Se plaçant devant l’image de la nature telle que l’a recréée puis bellement fait imprimer le photographe japonais Shinzo Maeda, le locuteur a voulu tenir son verbe dans cette faille qu’il a nommée silence. Le silence des choses en appelle longtemps, longuement à la patience de l’homme pour faire advenir entre nous la paix des choses. Malgré bonds et frissons, il s’agit d’interroger puis de capter au miroir des mots tout comme au miroir du sel « ce qui se cache en pleine lumière ».

Car les choses ont leur inclination : elles nous proposent, c’est-à-dire « placent devant nous », des figures plus ou moins libres, plus ou moins ouvertes dont il nous faut appréhender le plus justement possible la polarisation. Malgré les contraintes nues et sans arguties des inexorables lois physiques, elles laissent paraître des affinités qui ne sont, la plupart du temps, que souffles, traces, indices et qui s’offrent à notre lecture-écriture inventive et fugace.
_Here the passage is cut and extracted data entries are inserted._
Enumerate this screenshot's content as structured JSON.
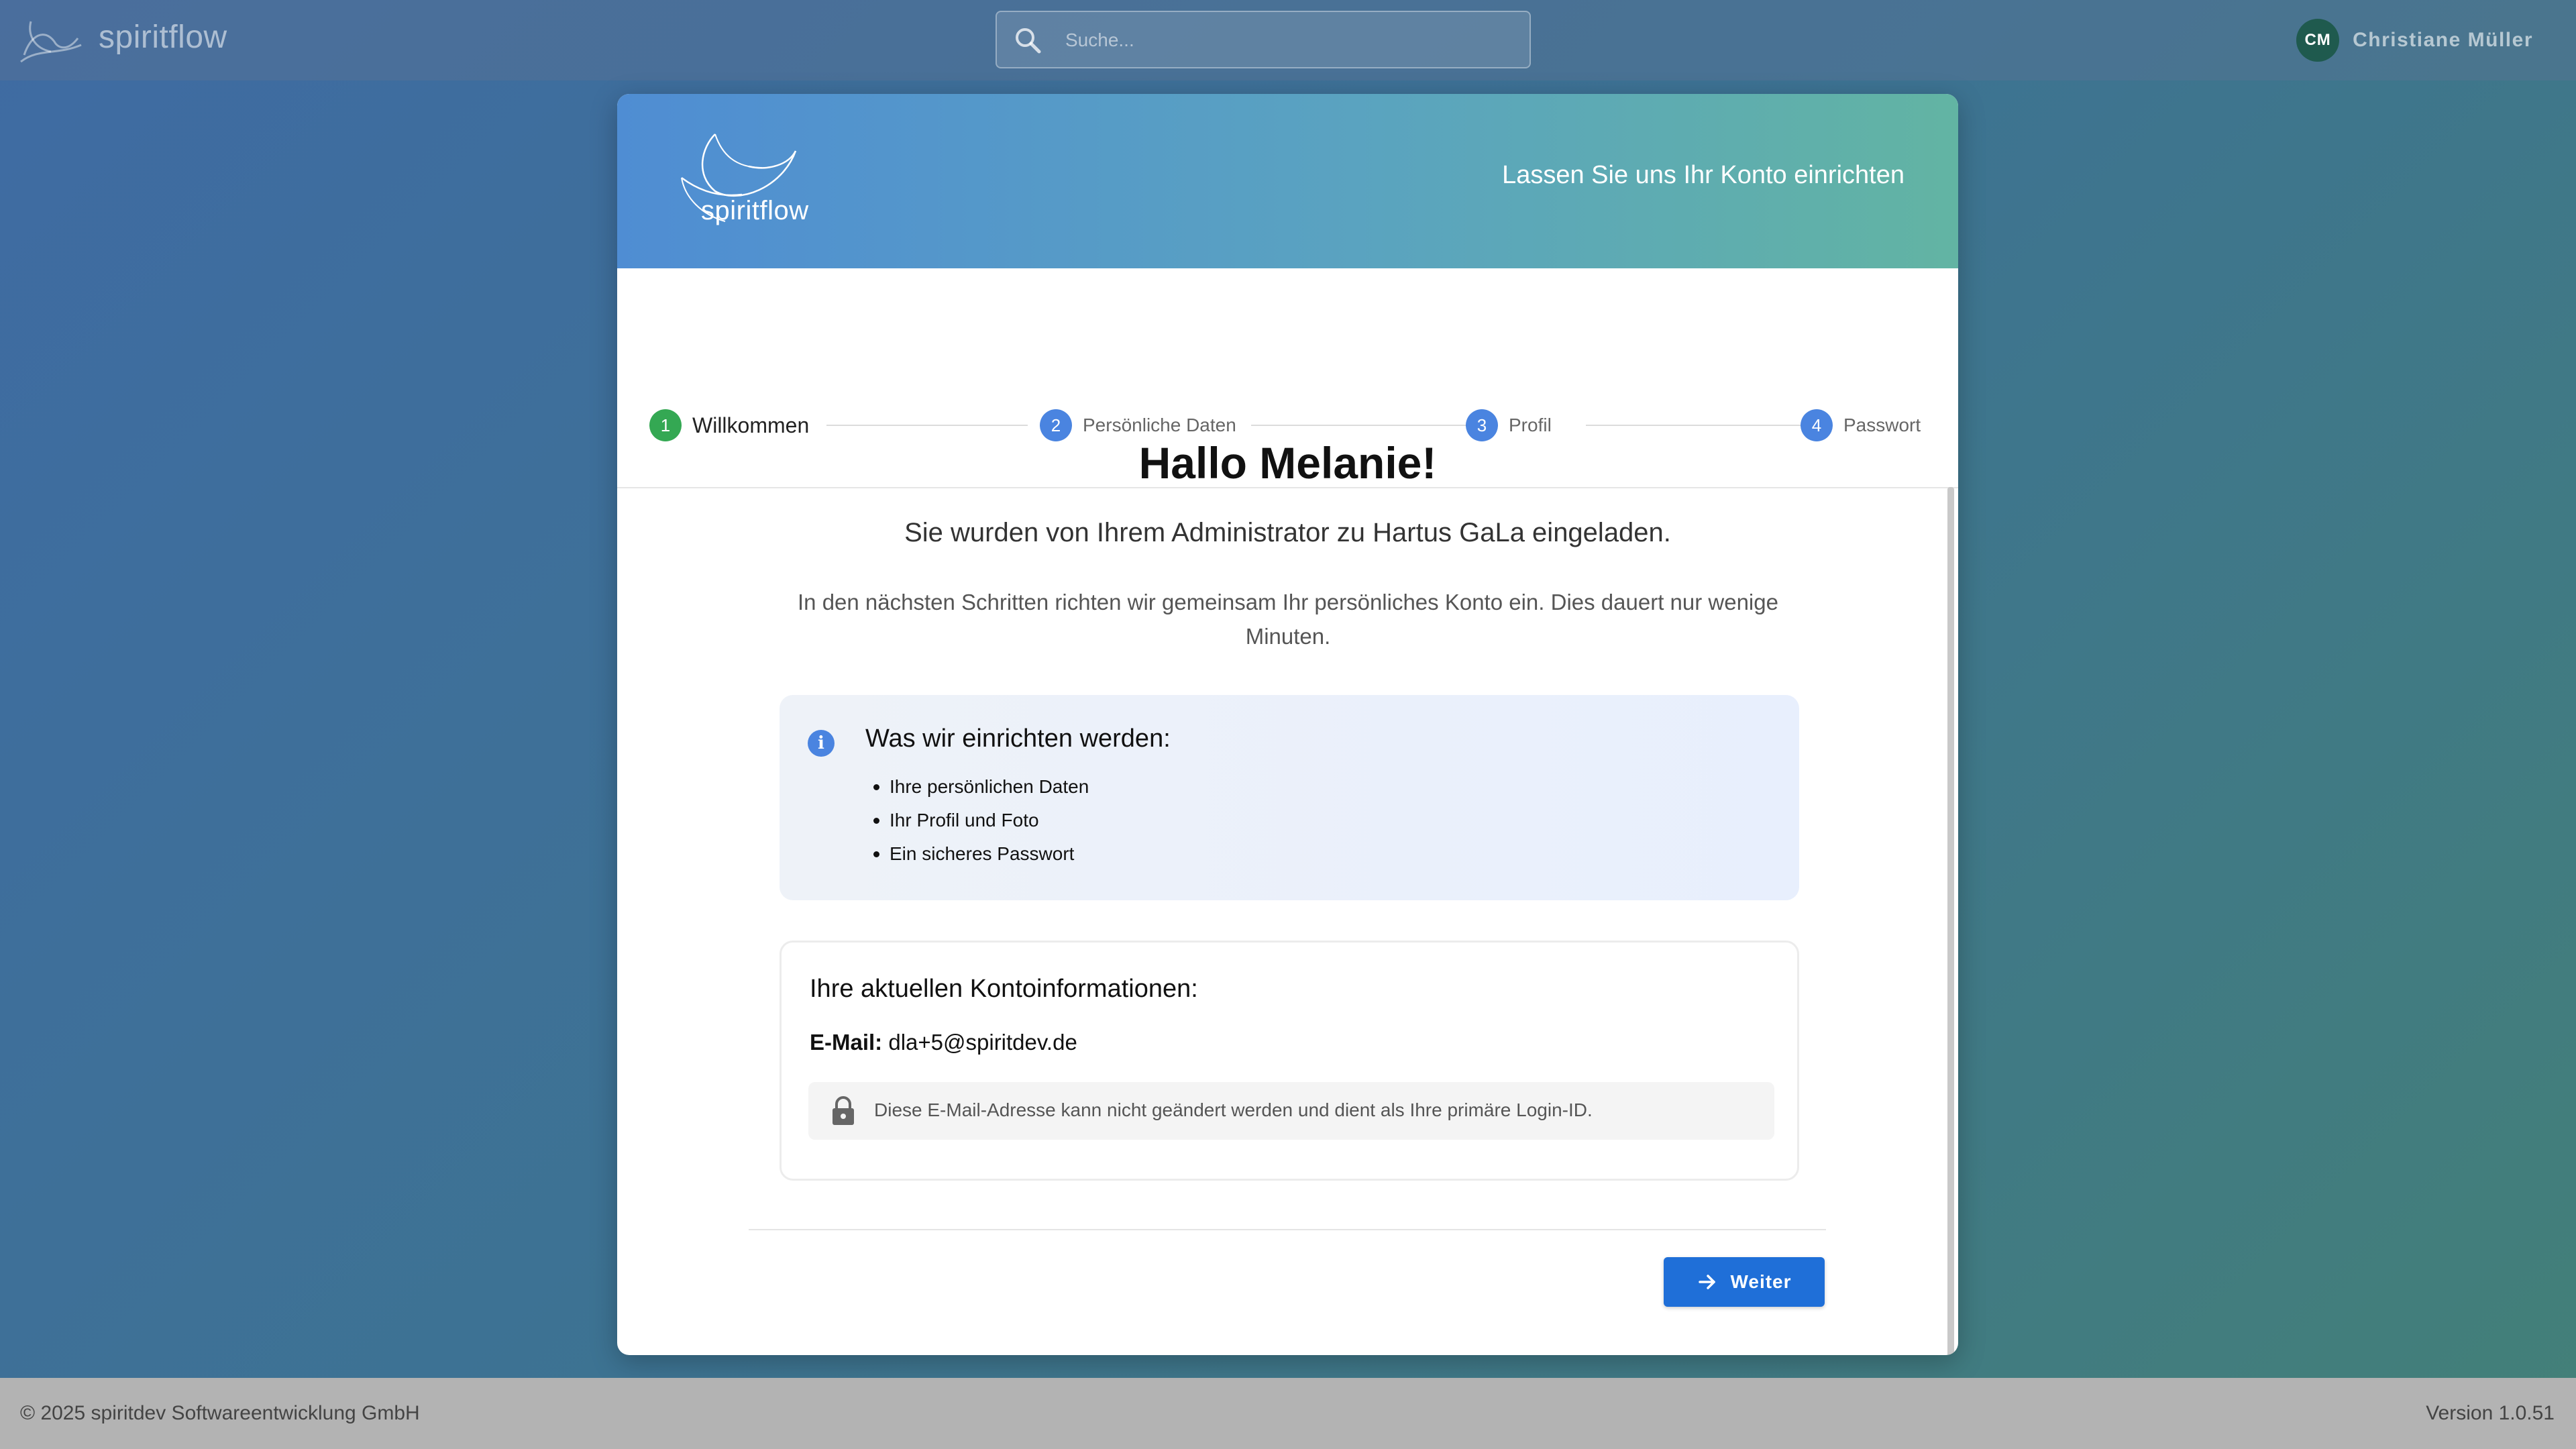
{
  "topbar": {
    "brand": "spiritflow",
    "search_placeholder": "Suche...",
    "user_initials": "CM",
    "user_name": "Christiane Müller"
  },
  "header": {
    "logo_text": "spiritflow",
    "tagline": "Lassen Sie uns Ihr Konto einrichten"
  },
  "steps": [
    {
      "number": "1",
      "label": "Willkommen",
      "active": true
    },
    {
      "number": "2",
      "label": "Persönliche Daten",
      "active": false
    },
    {
      "number": "3",
      "label": "Profil",
      "active": false
    },
    {
      "number": "4",
      "label": "Passwort",
      "active": false
    }
  ],
  "content": {
    "greeting": "Hallo Melanie!",
    "invited_text": "Sie wurden von Ihrem Administrator zu Hartus GaLa eingeladen.",
    "description": "In den nächsten Schritten richten wir gemeinsam Ihr persönliches Konto ein. Dies dauert nur wenige Minuten."
  },
  "info": {
    "title": "Was wir einrichten werden:",
    "items": [
      "Ihre persönlichen Daten",
      "Ihr Profil und Foto",
      "Ein sicheres Passwort"
    ]
  },
  "account": {
    "title": "Ihre aktuellen Kontoinformationen:",
    "email_label": "E-Mail:",
    "email_value": "dla+5@spiritdev.de",
    "notice": "Diese E-Mail-Adresse kann nicht geändert werden und dient als Ihre primäre Login-ID."
  },
  "actions": {
    "next_label": "Weiter"
  },
  "footer": {
    "copyright": "© 2025 spiritdev Softwareentwicklung GmbH",
    "version": "Version 1.0.51"
  },
  "colors": {
    "primary": "#1f6fd8",
    "step_active": "#34a853",
    "step_inactive": "#4a84e0",
    "avatar": "#1f5a4e"
  }
}
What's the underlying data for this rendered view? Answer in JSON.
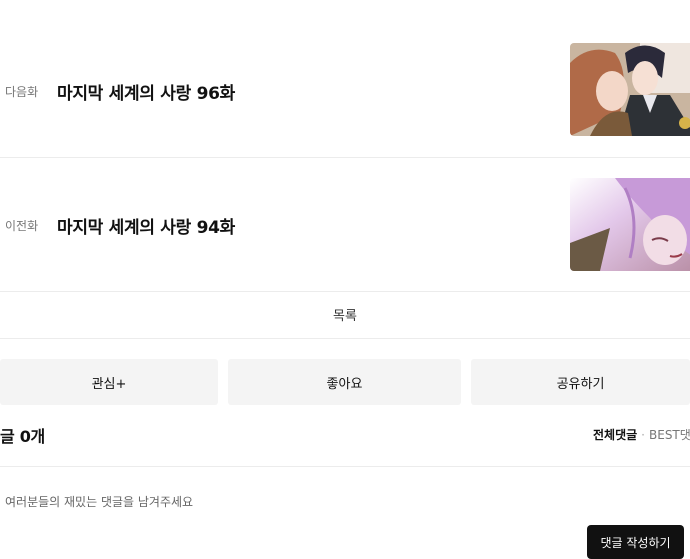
{
  "next_episode": {
    "tag": "다음화",
    "title": "마지막 세계의 사랑 96화"
  },
  "prev_episode": {
    "tag": "이전화",
    "title": "마지막 세계의 사랑 94화"
  },
  "list_label": "목록",
  "actions": {
    "interest": "관심+",
    "like": "좋아요",
    "share": "공유하기"
  },
  "comments": {
    "count_label": "글 0개",
    "filter_all": "전체댓글",
    "filter_best": "BEST댓",
    "placeholder": "여러분들의 재밌는 댓글을 남겨주세요",
    "submit_label": "댓글 작성하기"
  }
}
Ces signes, toutefois, sont autant ceux de l’appétance et de l’attirance que de la mort ou de la fatigue... Il y a à faire, au contact des choses de la terre, l’expérience vive de l’usure, de l’émoussement, de l’amuïssement : nous y apprenons à tenir « l’être » (sans le tenir) pour le peu, le fugitif, l’évanouissant qui n’embue que faiblement le tain des mots... et ce peu devient notre « lumière silencieuse et noire », seule lueur qui vaille dans les reflets du sel.

 

Shinzo Maeda : Les Alpes Nipponnes, Oku Mikawa et Arbres et Brindilles, trois volumes de photographies, parus en 1987 chez Benedikt Taschen, Cologne.